After my son was home for a few months, I bought a book called Setting Boundaries with Your Adult Children by Allison Bottke and realized that by enabling David, I could be leading him towards a disabling financial future. It wouldn’t take long for him to become too comfortable, and lose motivation for making his own way. Yet I needed to better understand where to draw the line between helping my children and enabling them. Bottke describes the difference as follows: “Helping is doing something for someone else that they are unable to do for themselves. Enabling is doing things for someone else that they can and should be doing for themselves.” When we help someone, we show kindness and empathy toward the receiver of the help and we usually feel good inside. Helping is almost always temporary. An example of this is buying our adult child a car upon graduation from college. An enabler, on the other hand, is “a person who recognizes that a negative circumstance is occurring on a regular basis and yet continues to enable the person with the problem to persist in his detrimental behaviors. Simply, enabling creates an atmosphere in which our adult children can comfortably continue their unacceptable behavior.” Many people think of enabling exclusively in regards to drug addictions or alcoholism, where the family makes excuses for intolerable behaviors. However, enabling encompasses many other areas of life, including how we’re raising children to become independent, self-sustaining adults or experiencing the consequences of their own actions.
In most situations we see as wealth advisors, financial matters are the heart of the issue. Enabling begins and continues because of money—the parents have it, their children want it. I recently witnessed the 40 year-old son of one of my clients spend a six figure inheritance in less than two years, and now he’s several years behind on his property and income taxes. Even though his son keeps asking him for help, wisely the father continues to say “No,” referring his son instead to professional credit counselors. Most clients don’t intend to build “our child’s unending drain on our retirement savings” into their cash flow strategy, but over an extended period of time even this constant drip can have a negative impact on their financial well being. In order to stop this behavior, we (as parents) must take the first step by communicating when and why their financial windfall will stop, and then holding ourselves accountable to enforcing this new behavior.
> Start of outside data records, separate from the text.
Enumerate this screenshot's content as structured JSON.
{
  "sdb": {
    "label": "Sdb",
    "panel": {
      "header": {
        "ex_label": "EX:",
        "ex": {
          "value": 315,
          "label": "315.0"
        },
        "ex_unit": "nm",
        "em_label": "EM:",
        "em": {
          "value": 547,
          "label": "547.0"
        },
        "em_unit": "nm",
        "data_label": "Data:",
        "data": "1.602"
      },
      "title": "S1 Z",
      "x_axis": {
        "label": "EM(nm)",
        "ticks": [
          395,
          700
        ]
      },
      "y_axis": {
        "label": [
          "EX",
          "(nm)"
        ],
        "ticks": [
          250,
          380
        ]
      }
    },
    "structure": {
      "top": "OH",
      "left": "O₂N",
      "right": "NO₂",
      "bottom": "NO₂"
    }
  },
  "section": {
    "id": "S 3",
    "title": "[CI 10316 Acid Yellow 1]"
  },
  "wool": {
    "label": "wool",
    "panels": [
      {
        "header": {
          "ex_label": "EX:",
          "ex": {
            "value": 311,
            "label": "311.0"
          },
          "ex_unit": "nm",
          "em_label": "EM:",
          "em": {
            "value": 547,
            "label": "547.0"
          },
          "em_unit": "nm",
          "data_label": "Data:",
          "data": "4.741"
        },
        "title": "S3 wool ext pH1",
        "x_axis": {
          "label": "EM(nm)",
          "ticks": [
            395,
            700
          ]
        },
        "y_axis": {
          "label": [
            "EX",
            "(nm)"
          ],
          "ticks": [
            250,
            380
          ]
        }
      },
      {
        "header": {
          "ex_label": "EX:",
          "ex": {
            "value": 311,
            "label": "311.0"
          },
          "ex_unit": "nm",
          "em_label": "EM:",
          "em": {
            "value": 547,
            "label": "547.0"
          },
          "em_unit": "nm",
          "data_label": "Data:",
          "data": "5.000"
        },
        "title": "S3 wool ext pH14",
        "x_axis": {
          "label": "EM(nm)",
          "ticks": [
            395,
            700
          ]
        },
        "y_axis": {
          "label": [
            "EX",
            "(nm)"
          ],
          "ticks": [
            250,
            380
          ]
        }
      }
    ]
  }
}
After nine months of living at home and cutting grass at a local golf course, David decided to attend the National Outdoor Leadership School. Upon his return home, Betsy and I made a commitment to handle David’s behaviors differently. The line was drawn—he got another full-time job, and I collected both his gas card and his credit card. The result? He soon decided he didn't want to continue to live at home and work a low-paying job for the rest of his life. The break from school showed him how most Americans live, and he realized that with the right education and dedication he could have a better chance of success in life. David is now back in school full-time. In her book, Ms. Bottke shares a saying which really resonates with me. "You can’t paddle another man’s canoe for him.”
Many of us have been paddling our adult children’s canoes for way too long. And if we’re not careful, enabling our children financially may negatively impact our own lifestyles during retirement. While change can be agonizing, the long-term benefits definitely outweigh the pain, especially when it comes to protecting your retirement nest egg and passing along positive values to the next generation.